Wednesday, 21 March 2012

Day 34 - Ahh PFT's how I've missed you (sort of)

It's hard to describe the gamut of emotions over the last day as I went in for my first clinic appointment since my general health overhaul.  In my first blog I talked about the different excuses/reasons I could use for any declines in my health.  The truth is, for the better part of the last three years there have been a variety of perfectly valid and justifiable reasons that I could use as my wife and I went through the highs and lows of IVF, pregnancy and new born infants.  Now this doesn't mean that for the last three years I shirked all responsibility for my health, when meeting with my doctors and health team I generally took ownership of any short falls or disappointing results.  However, in the back of my mind I would always know that if I applied myself the results could and would be better.  The problem with taking hold of your life and doing the right things means that you no longer have that little voice in the back of your mind saying "it's ok, if you actually decide to, you can step it up, you can be better".  No, that voice now has to say "Well, this is it, this is the best you can be" and you just have to hope that you're ok with the results.
That thought process is what actually led me to be nervous for the first time for as long as I can remember, maybe even ever,  when it came time to do my PFT's.  I knew they'd be better, the question was how much better.  I wasn't nervous about my weight since I've been able to track that at home (more about that later), but with PFT's you just don't know until you blow.  Was there only going to be a modest improvement of a few percent or would I see results of the sort that I haven't seen for the past five years.  The truth of the matter is, the results were somewhere in between.  On February 8th my FVC which measures my total lung capacity was sitting at approximately 95% from what the predicted measure should be based on my size and weight, my FEV1, which measures the amount of air I can expel in 1 second, was sitting at 58%.  These are the two key metrics the doctors use in monitoring lung function.  Today my FVC had gone up by 6% to 101% a good number and fairly consistent with my past as I've hovered between the 95-105% range for most of my adult life.  My FEV1 moved up by 9% to 67%.  I can't explain why, but if I'm being honest, my first reaction to those numbers was disappointment.  I know that's not being fair or realistic.  Those are dammed good improvements and I wasn't deluded enough to think that just by picking up jogging a couple times a week, going back to the gym and riding a stationary bike for a few weeks all my ills would be cured.  I just wanted more ... but that's not a bad thing.  If all it took was 6 weeks of work to undo years of malaise the lure of allowing yourself to fall into old habits wouldn't be as hard to resist.  This will take a while, and I WILL have to earn it.  The harder I work, the more reluctant I'll be to allow myself to waste that effort.  My goal for my next clinic appointment in May is for my FEV1 to be above 70%.
Now for the funniest moment of my appointment which happened at my initial weigh in as Joanne, the Clinic secretary, had me step on the scale then went to write my result in the chart, only to come back because she was sure she had misread the scale ... I'd gained 15 and a half pounds since they'd seen me six weeks ago : ).

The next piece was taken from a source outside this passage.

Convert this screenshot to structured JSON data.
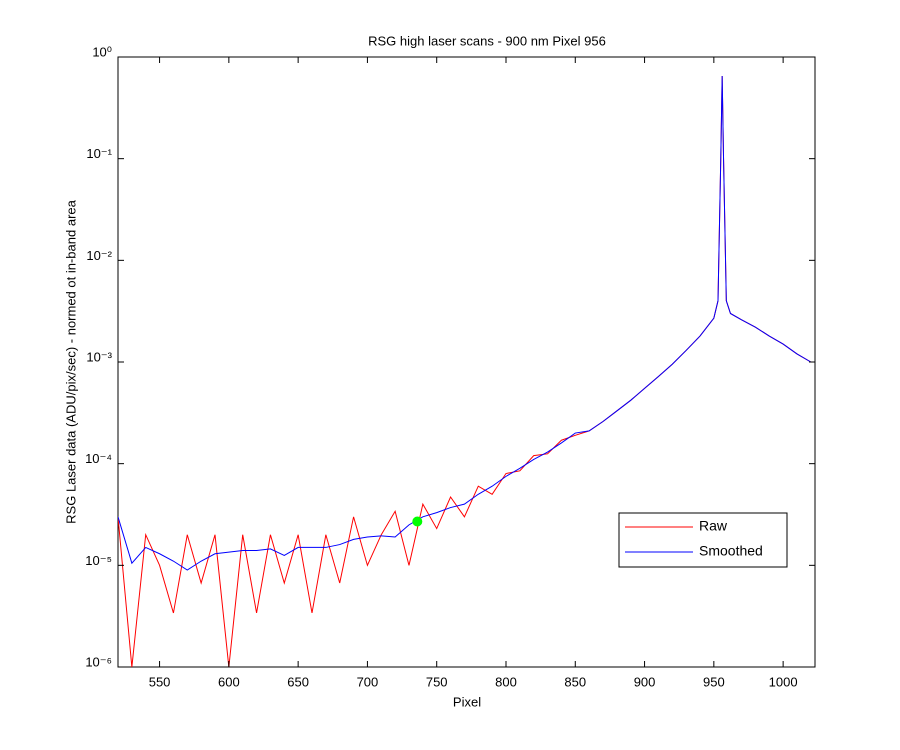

So all in all, when asked if I'm happy with my results today I'd have to say yes, but am I satisfied? Not a damn chance.  When I started this a month and a half ago, I knew it was marathon, not a sprint.  All today really did was reinforce that belief.  Today marked the first mile.  And thanks to all my family and friends that have been encouraging me so far because you have no idea the impact you've had in helping me keep going.  It helps to know that I'm not on my own in doing this and if I start to let my foot off the gas a bit, there'll be a full bus load of people right behind me to kick me in the ass and get me back on track : ).